The Suncor Fort Hills Secondary Extraction project is the largest module project in PCL Industrial’s history, with 369 modules being built on 120 acres and delivered 550km to the Fort Hills site — an open pit bitumen mine capable of processing 14,500 tonnes of oil sand per hour — north of Fort McMurray, Alberta. In addition, our fabrication shop was retooled and performed over 70,000 diameter inches of welding on more than 13,000 spool pieces, turning foreign-supplied sub-assembly pipe spools into larger spools to be installed on the modules.
We utilized the PCL fabrication shop for a majority of the welding and pressure testing, allowing pipe spool assemblies to be completed indoors rather than outdoors on the module steel, allowing us to produce the assemblies quicker and to a higher level of quality. In addition, approximately 20% of the spools we were supplied did not meet dimensional tolerances, project requirements or Alberta code requirements, which our shop had to repair before they could be installed.

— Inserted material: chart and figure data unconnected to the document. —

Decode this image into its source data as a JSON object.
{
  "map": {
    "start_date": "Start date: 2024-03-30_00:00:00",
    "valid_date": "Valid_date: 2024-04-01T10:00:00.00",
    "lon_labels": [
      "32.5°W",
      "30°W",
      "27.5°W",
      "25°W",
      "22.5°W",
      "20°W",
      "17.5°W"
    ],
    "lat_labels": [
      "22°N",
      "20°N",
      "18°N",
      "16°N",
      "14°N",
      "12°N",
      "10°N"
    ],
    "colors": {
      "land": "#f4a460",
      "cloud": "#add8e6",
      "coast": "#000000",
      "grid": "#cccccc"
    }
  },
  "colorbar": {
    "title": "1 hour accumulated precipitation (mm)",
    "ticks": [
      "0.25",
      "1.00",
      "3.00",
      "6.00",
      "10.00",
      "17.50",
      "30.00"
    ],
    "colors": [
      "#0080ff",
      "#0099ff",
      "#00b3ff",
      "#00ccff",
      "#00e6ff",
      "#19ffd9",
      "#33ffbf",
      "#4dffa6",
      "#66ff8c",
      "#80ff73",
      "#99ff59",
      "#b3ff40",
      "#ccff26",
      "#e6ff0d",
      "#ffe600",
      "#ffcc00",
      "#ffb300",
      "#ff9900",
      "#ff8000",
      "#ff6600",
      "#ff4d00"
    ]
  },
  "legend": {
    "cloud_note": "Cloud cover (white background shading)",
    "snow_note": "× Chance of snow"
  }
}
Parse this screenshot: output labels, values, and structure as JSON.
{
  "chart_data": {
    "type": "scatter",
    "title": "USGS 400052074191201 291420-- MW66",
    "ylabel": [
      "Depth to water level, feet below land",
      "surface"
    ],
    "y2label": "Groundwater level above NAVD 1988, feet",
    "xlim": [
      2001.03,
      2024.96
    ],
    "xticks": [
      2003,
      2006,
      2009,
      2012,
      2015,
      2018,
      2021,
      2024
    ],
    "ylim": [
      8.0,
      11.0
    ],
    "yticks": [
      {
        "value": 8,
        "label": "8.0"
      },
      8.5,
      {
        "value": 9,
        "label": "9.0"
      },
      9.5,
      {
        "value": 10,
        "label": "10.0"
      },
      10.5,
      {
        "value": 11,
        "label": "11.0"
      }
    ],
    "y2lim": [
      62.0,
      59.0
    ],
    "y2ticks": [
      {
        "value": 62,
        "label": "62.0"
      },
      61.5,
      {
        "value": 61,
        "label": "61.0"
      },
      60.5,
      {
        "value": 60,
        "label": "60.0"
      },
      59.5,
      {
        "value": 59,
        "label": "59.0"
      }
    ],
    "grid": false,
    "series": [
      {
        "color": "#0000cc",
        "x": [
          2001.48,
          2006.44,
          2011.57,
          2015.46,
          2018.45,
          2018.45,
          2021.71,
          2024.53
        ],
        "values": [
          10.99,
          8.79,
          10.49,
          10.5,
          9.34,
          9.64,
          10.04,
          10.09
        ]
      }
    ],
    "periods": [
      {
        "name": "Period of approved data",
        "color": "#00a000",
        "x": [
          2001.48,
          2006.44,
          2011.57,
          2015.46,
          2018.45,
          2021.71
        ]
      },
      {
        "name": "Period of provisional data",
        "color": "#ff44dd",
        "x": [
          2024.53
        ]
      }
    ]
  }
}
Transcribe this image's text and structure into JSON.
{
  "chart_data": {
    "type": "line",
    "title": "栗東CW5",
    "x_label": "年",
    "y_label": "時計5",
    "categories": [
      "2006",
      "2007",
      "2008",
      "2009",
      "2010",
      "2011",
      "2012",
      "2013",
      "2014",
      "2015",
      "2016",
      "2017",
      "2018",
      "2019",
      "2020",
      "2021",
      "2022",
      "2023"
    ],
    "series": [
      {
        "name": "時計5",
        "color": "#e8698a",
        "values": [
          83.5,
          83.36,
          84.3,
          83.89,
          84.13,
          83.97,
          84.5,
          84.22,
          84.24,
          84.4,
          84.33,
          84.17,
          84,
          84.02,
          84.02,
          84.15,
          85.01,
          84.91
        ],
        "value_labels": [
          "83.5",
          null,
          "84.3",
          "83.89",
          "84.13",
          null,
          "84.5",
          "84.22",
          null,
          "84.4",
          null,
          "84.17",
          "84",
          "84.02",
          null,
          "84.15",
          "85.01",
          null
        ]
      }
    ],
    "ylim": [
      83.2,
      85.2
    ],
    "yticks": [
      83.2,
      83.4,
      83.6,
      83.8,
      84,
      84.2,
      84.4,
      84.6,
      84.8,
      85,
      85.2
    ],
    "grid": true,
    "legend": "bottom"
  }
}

With over 500 heavy lifts to be performed in the field, on-time delivery of the modules was key to the success of the project. Fort Hills was the first project that PCL was able to utilize our full suite of heavy lift planning software (dubbed HeviLift) to coordinate not just the lift schedule, but the build order, storage, delivery and laydown logistics for the modules, optimizing the entire process.
Utilizing selective overtime, effectively managing our crews and streamlining elements such as module storage location and delivery order — for example so that the module needed next on site was never buried in storage behind three other modules needed later that would need to be moved to access it — we were able to support a continual installation program in the field. With these procedures and our HeviLift program in place, we were able to increase lifting productivity by 227% and reduce the heavy lift schedule duration by 35%.
With material being shipped to Alberta from various overseas locations, an RFID tracking system and material management software were contracted by the client to help our PCL teams keep track of spools and structural steel during shipping. Unfortunately, due to some data entry issues and some software hiccups, these systems didn’t work as intended, and our crews were left with no detailed understanding of what components would arrive and when they were arriving. As a result, a lot of spools and steel were received out of order, and with the schedule dependent on these supplies, there was a risk of significant delays.
PCL engaged our in-house teams to develop a custom software application (Just In Time Materials) to address the project supply chain management and engineering gap analysis challenges that were slipping through the contracted programs. By identifying issues upstream before they impacted construction and providing clear visibility to both demand and supply, this software enabled our team to get the right material to site at the right time.